Vladimir Luxuria said she was led away by two men in plain clothes on Sunday when she held up a sign saying “Gay is OK” in Russian in the Sochi Olympic Park and was held for about three hours.
She was allowed into the Olympic Park again later on Monday but barred from watching an ice hockey match because she was wearing a rainbow headdress - the colors of the lesbian, gay, bisexual and transgender movement - and had a gay pride flag.
Luxuria said she was protesting against a law signed by President Vladimir Putin last year banning the spread of “gay propaganda” among minors. Critics say it discriminates against gays and that it has fuelled violence against homosexuals.
“I think it is important ...(to have) the opportunity to talk internationally about these things because otherwise these things happen in Russia and nobody knows, nobody cares,” Luxuria said after stepping off the stage at a gay cabaret bar in Sochi.
“They think: ‘Well, it’s not in our country, it’s far away, it’s in Russia, who cares?’”
She said she had been treated with respect while in detention on Sunday but was told by the police that she could not promote pro-gay slogans in public.

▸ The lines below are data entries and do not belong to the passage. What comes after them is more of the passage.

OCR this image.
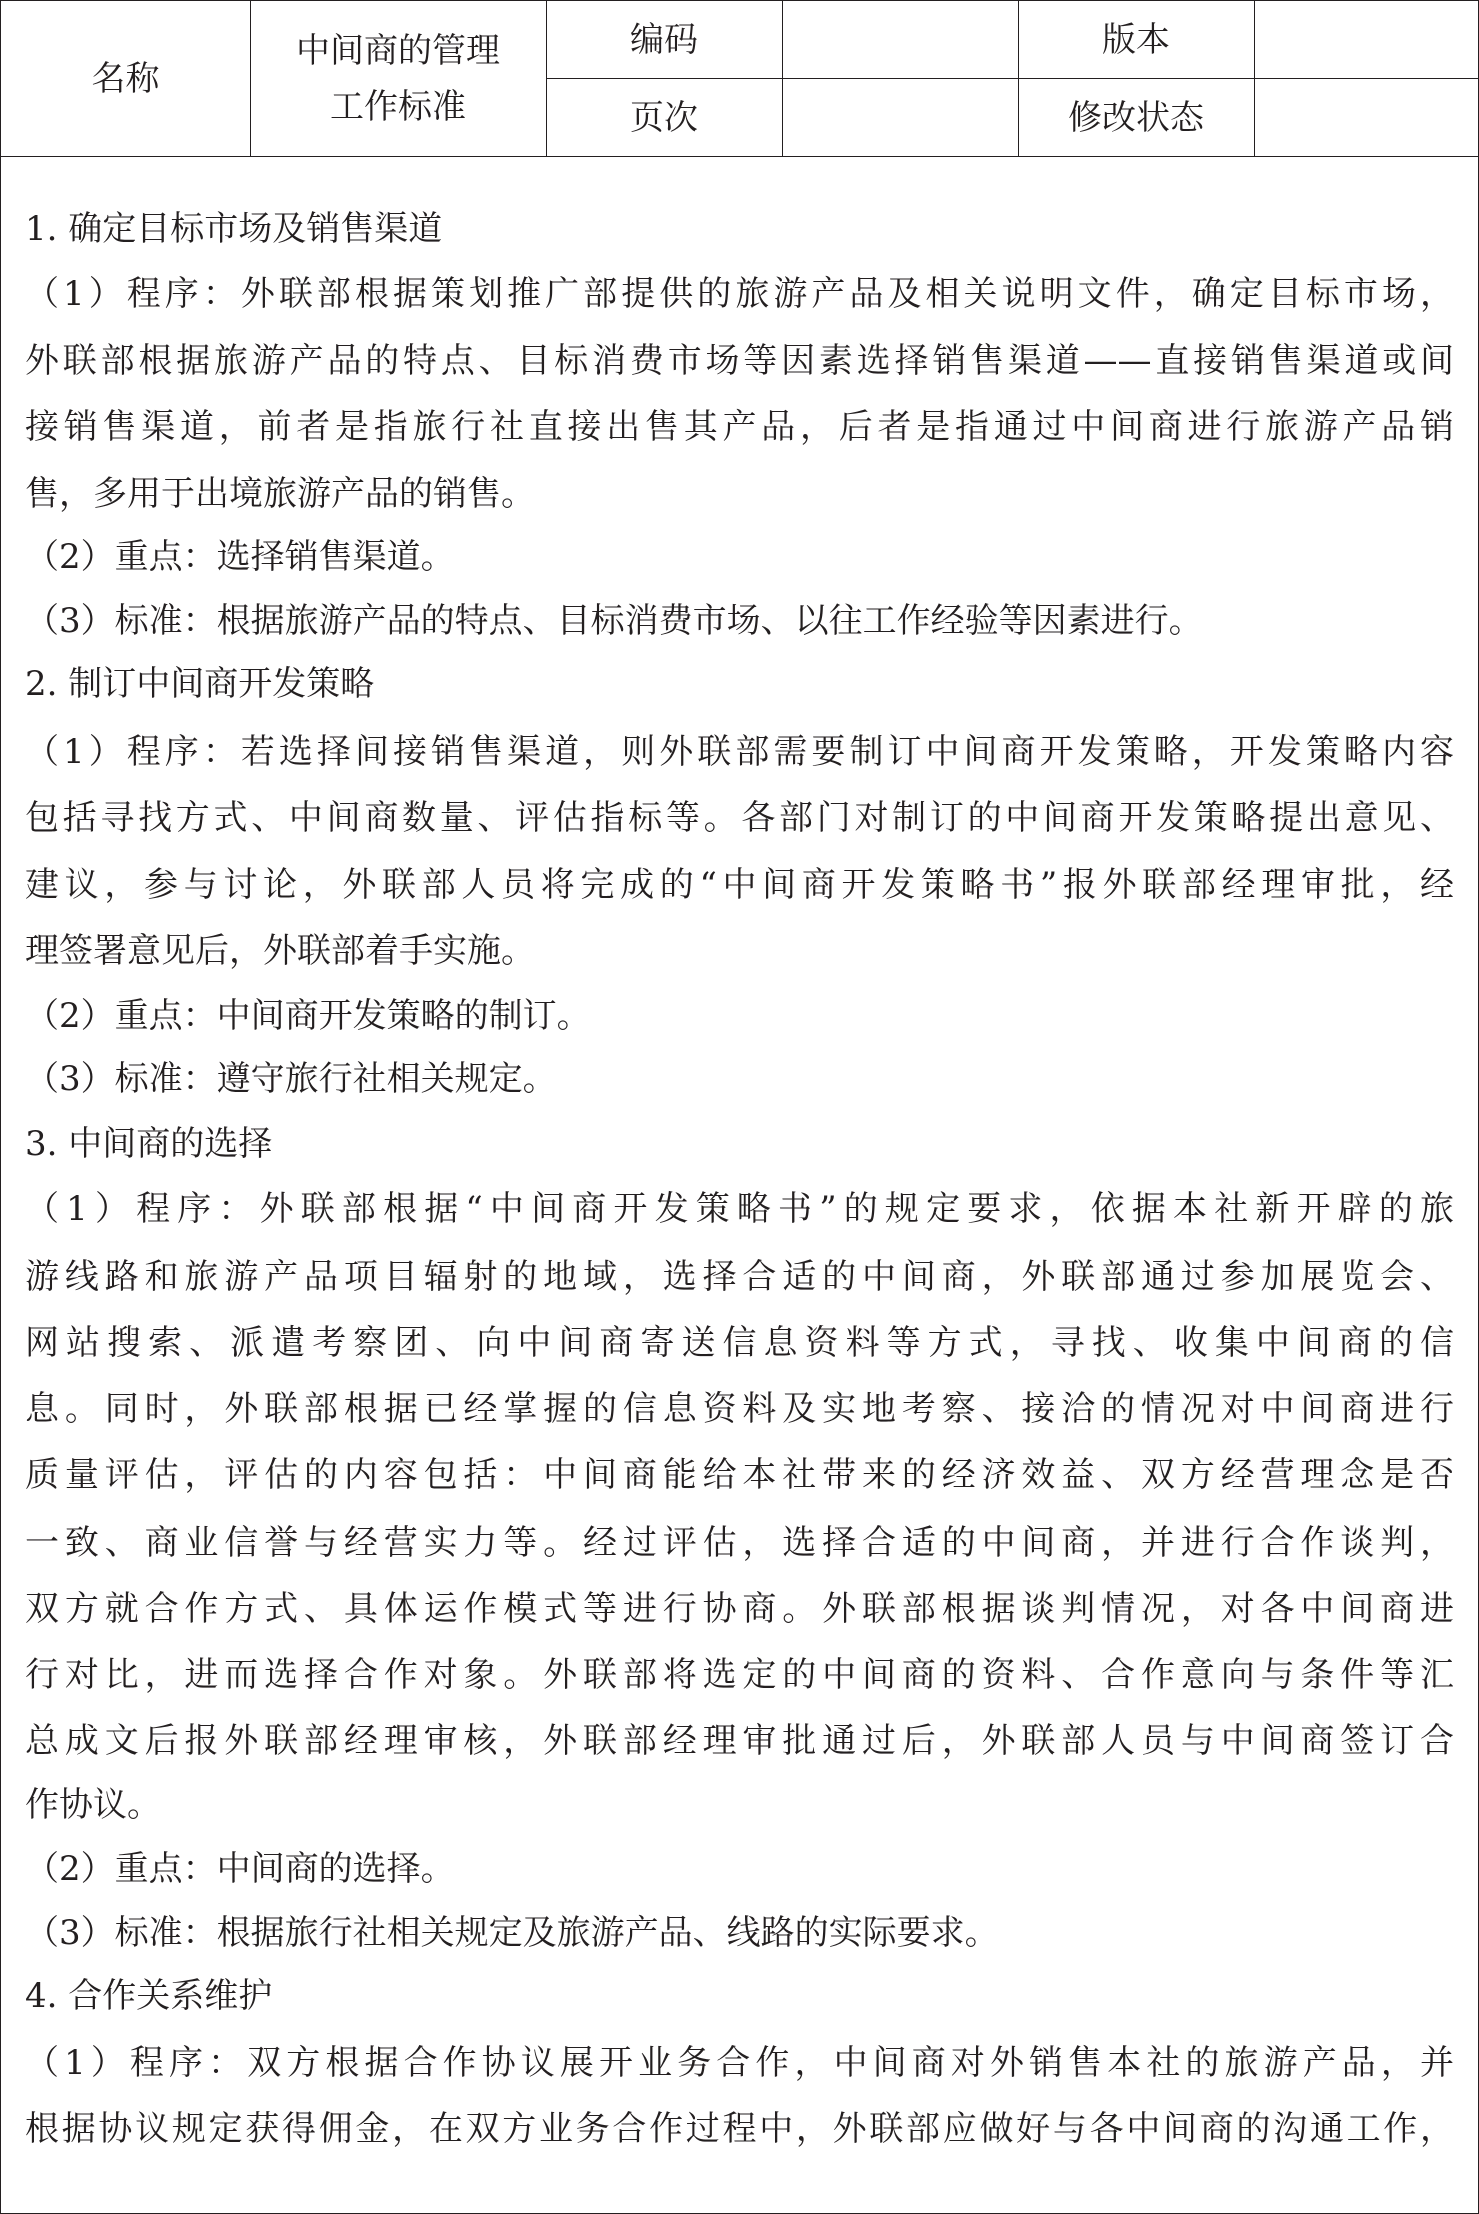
名称
中间商的管理
工作标准
编码	版本
页次	修改状态
1. 确定目标市场及销售渠道
（1）程序：外联部根据策划推广部提供的旅游产品及相关说明文件，确定目标市场，
外联部根据旅游产品的特点、目标消费市场等因素选择销售渠道——直接销售渠道或间
接销售渠道，前者是指旅行社直接出售其产品，后者是指通过中间商进行旅游产品销
售，多用于出境旅游产品的销售。
（2）重点：选择销售渠道。
（3）标准：根据旅游产品的特点、目标消费市场、以往工作经验等因素进行。
2. 制订中间商开发策略
（1）程序：若选择间接销售渠道，则外联部需要制订中间商开发策略，开发策略内容
包括寻找方式、中间商数量、评估指标等。各部门对制订的中间商开发策略提出意见、
建议，参与讨论，外联部人员将完成的“中间商开发策略书”报外联部经理审批，经
理签署意见后，外联部着手实施。
（2）重点：中间商开发策略的制订。
（3）标准：遵守旅行社相关规定。
3. 中间商的选择
（1）程序：外联部根据“中间商开发策略书”的规定要求，依据本社新开辟的旅
游线路和旅游产品项目辐射的地域，选择合适的中间商，外联部通过参加展览会、
网站搜索、派遣考察团、向中间商寄送信息资料等方式，寻找、收集中间商的信
息。同时，外联部根据已经掌握的信息资料及实地考察、接洽的情况对中间商进行
质量评估，评估的内容包括：中间商能给本社带来的经济效益、双方经营理念是否
一致、商业信誉与经营实力等。经过评估，选择合适的中间商，并进行合作谈判，
双方就合作方式、具体运作模式等进行协商。外联部根据谈判情况，对各中间商进
行对比，进而选择合作对象。外联部将选定的中间商的资料、合作意向与条件等汇
总成文后报外联部经理审核，外联部经理审批通过后，外联部人员与中间商签订合
作协议。
（2）重点：中间商的选择。
（3）标准：根据旅行社相关规定及旅游产品、线路的实际要求。
4. 合作关系维护
（1）程序：双方根据合作协议展开业务合作，中间商对外销售本社的旅游产品，并
根据协议规定获得佣金，在双方业务合作过程中，外联部应做好与各中间商的沟通工作，
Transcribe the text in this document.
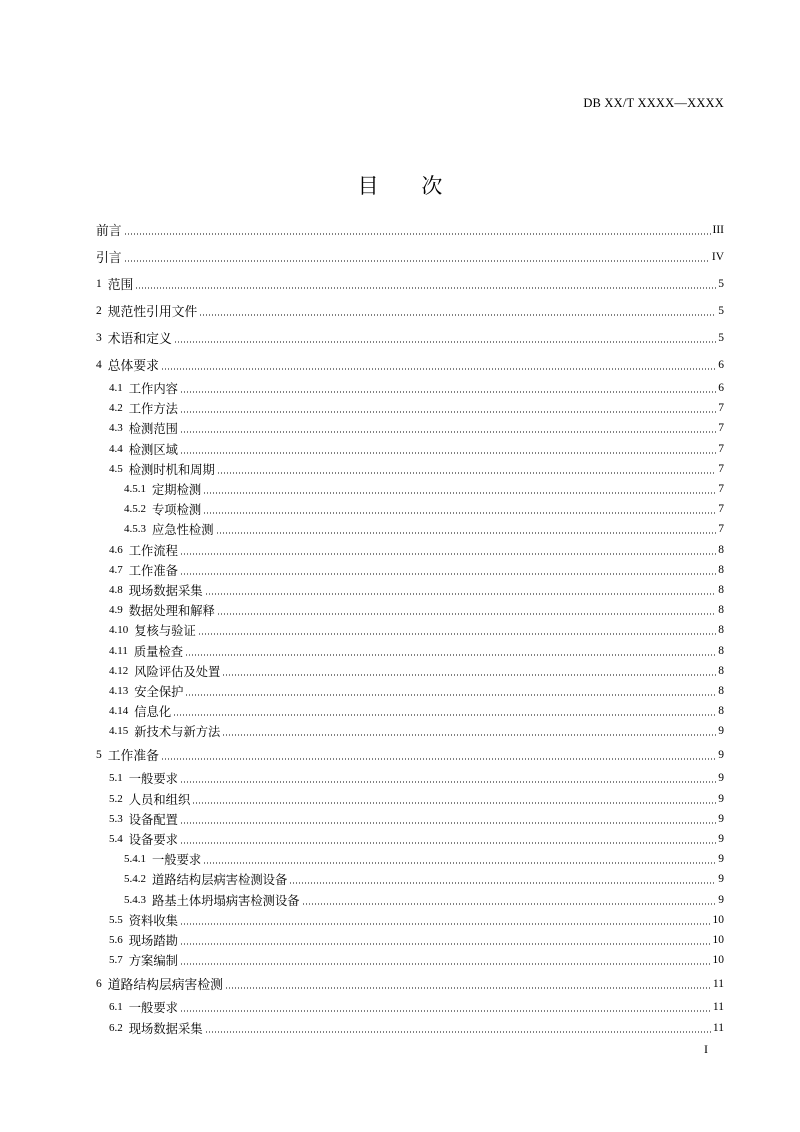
DB XX/T XXXX—XXXX
目 次
前言	III
引言	IV
1 范围	5
2 规范性引用文件	5
3 术语和定义	5
4 总体要求	6
4.1 工作内容	6
4.2 工作方法	7
4.3 检测范围	7
4.4 检测区域	7
4.5 检测时机和周期	7
4.5.1 定期检测	7
4.5.2 专项检测	7
4.5.3 应急性检测	7
4.6 工作流程	8
4.7 工作准备	8
4.8 现场数据采集	8
4.9 数据处理和解释	8
4.10 复核与验证	8
4.11 质量检查	8
4.12 风险评估及处置	8
4.13 安全保护	8
4.14 信息化	8
4.15 新技术与新方法	9
5 工作准备	9
5.1 一般要求	9
5.2 人员和组织	9
5.3 设备配置	9
5.4 设备要求	9
5.4.1 一般要求	9
5.4.2 道路结构层病害检测设备	9
5.4.3 路基土体坍塌病害检测设备	9
5.5 资料收集	10
5.6 现场踏勘	10
5.7 方案编制	10
6 道路结构层病害检测	11
6.1 一般要求	11
6.2 现场数据采集	11
I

The police and the Russian organizers of the Games said the police had no formal record of her detention. International Olympic Committee spokesman Mark Adams said: “We hope that the Games will not be used as a platform for demonstrations.”
A man was detained separately in Sochi on Monday for staging a solo protest against the jailing of an environmentalist who campaigned against Olympic construction work. A lawyer said the man, David Khakim, had been sentenced by a local court to 30 hours community service.
While the Games are under way, protests in Sochi are allowed only in a specially designated area in a park about 20 minutes by train from the nearest sports venues.
Putin, who says the “gay propaganda” law is needed to protect children, wants to ensure protests do not overshadow the Games after months of international criticism of the “gay propaganda” law in the run-up to the Olympics.
Luxuria, 48, was born a male but wears women’s clothes although she has not had sex-change surgery. She represented the Communist Refoundation Party in parliament for two years until April 2008, and is a prominent defender of gay rights.
“I think this is so important. For me, I’ve experienced in my childhood what it means to be beaten up or abused for the fact that I’m transgender,” Luxuria said. “If I stop wearing the colours of the rainbow, just because somebody took away a flag from me, that means that these people win.”
Putin has said gay athletes, officials and spectators are welcome at the Games and will not be discriminated against.
Gay rights groups called for a boycott of the Games over the law, and U.S. President Barack Obama sent a delegation to Sochi that included gay officials. Obama did not attend himself.